Steve Kemp discovered several vulnerabilities in abuse, the SDL port of the Abuse action game, which could lead to the execution of arbitrary code with elevated privileges since it is installed setuid root. The Common Vulnerabilities and Exposures project identifies the following problems: CAN-2005-0098 Buffer overflows in the command line handling. <edit> This was actually found by Erik Sj?lund <erik.sjolund@home.se> </edit> CAN-2005-0099 Insecure file creation may lead to the creation of arbitrary files.
Created attachment 49739 [details, diff] /home/jaervosz/patch.CAN-2005-0098.abuse
Created attachment 49740 [details, diff] /home/jaervosz/patch.CAN-2005-0099.abuse
Later comment on v-s: > - strcpy(level_file,argv[i]); > + strncpy(level_file,argv[i],sizeof(level_file)-1); > + level_file[sizeof(level_file)] = '\0'; This writes the NUL byte just beyond the end of buffer.
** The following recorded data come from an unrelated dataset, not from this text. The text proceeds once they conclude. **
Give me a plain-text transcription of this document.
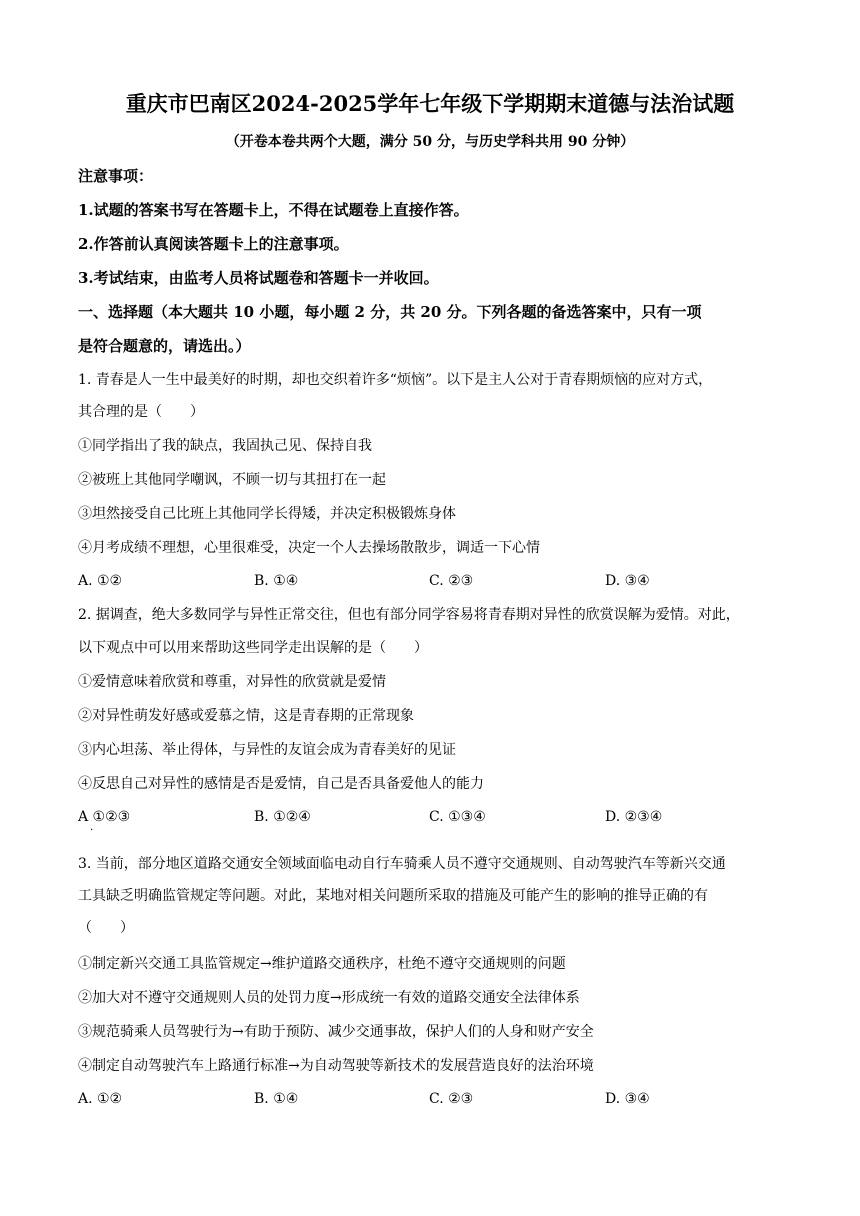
重庆市巴南区2024-2025学年七年级下学期期末道德与法治试题
（开卷本卷共两个大题，满分 50 分，与历史学科共用 90 分钟）
注意事项：
1.试题的答案书写在答题卡上，不得在试题卷上直接作答。
2.作答前认真阅读答题卡上的注意事项。
3.考试结束，由监考人员将试题卷和答题卡一并收回。
一、选择题（本大题共 10 小题，每小题 2 分，共 20 分。下列各题的备选答案中，只有一项
是符合题意的，请选出。）
1. 青春是人一生中最美好的时期，却也交织着许多“烦恼”。以下是主人公对于青春期烦恼的应对方式，
其合理的是（　　）
①同学指出了我的缺点，我固执己见、保持自我
②被班上其他同学嘲讽，不顾一切与其扭打在一起
③坦然接受自己比班上其他同学长得矮，并决定积极锻炼身体
④月考成绩不理想，心里很难受，决定一个人去操场散散步，调适一下心情
A. ①②	B. ①④	C. ②③	D. ③④
2. 据调查，绝大多数同学与异性正常交往，但也有部分同学容易将青春期对异性的欣赏误解为爱情。对此，
以下观点中可以用来帮助这些同学走出误解的是（　　）
①爱情意味着欣赏和尊重，对异性的欣赏就是爱情
②对异性萌发好感或爱慕之情，这是青春期的正常现象
③内心坦荡、举止得体，与异性的友谊会成为青春美好的见证
④反思自己对异性的感情是否是爱情，自己是否具备爱他人的能力
A ①②③	B. ①②④	C. ①③④	D. ②③④
·
3. 当前，部分地区道路交通安全领域面临电动自行车骑乘人员不遵守交通规则、自动驾驶汽车等新兴交通
工具缺乏明确监管规定等问题。对此，某地对相关问题所采取的措施及可能产生的影响的推导正确的有
（　　）
①制定新兴交通工具监管规定→维护道路交通秩序，杜绝不遵守交通规则的问题
②加大对不遵守交通规则人员的处罚力度→形成统一有效的道路交通安全法律体系
③规范骑乘人员驾驶行为→有助于预防、减少交通事故，保护人们的人身和财产安全
④制定自动驾驶汽车上路通行标准→为自动驾驶等新技术的发展营造良好的法治环境
A. ①②	B. ①④	C. ②③	D. ③④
Other replacements of strcpy() further in the patch have the same problem. Rather than use strncpy(), better use: level_file[0] = '\0'; strncat(level_file, argv[i], sizeof(level_file) - 1); > + setuid(getuid()); > + setgid(getgid()); I don't think it makes a difference here, but it's generally safer to do the setgid() first. And it's a good idea to make sure both calls actually succeed, by checking the return value and aborting on errors.
vapier: do we have "abuse" setuid games or root ?
This is not setuid or setgid anything on Gentoo. So CAN-2005-0098 is shallow for us since we have nice default protections on to secure ourselves from the weak programming qualities of game coders. That leaves us with the not-really-deep CAN-2005-0099, which can wait for public release and probably isn't worth a GLSA (arbitrary file CREATION + root shouldn't play games).
Public with Debian Security Advisory DSA 691-1 Games herd, please apply fix CAN-2005-0099, not sure if fix for -0098 is needed.
games team: *bump*
Wow... I'm not even sure if our version of abuse is vulnerable... we're currently on 0.7.0, whereas these patches are for 2.0.0, so I need to update abuse along with adding these patches.
Alright, I was wrong. The highest version of abuse_sdl is 0.7.0, as we have in portage. abuse_sdl is also all written in C++ and not C, so these patches definitely do not apply. There is an "Abuse2" project, which we do not have in portage. I would suspect that these patches are to that project and not to abuse_sdl.
OK then we should consider this one INVALID. If our abuse is vulnerable, its not to the same bug anyway.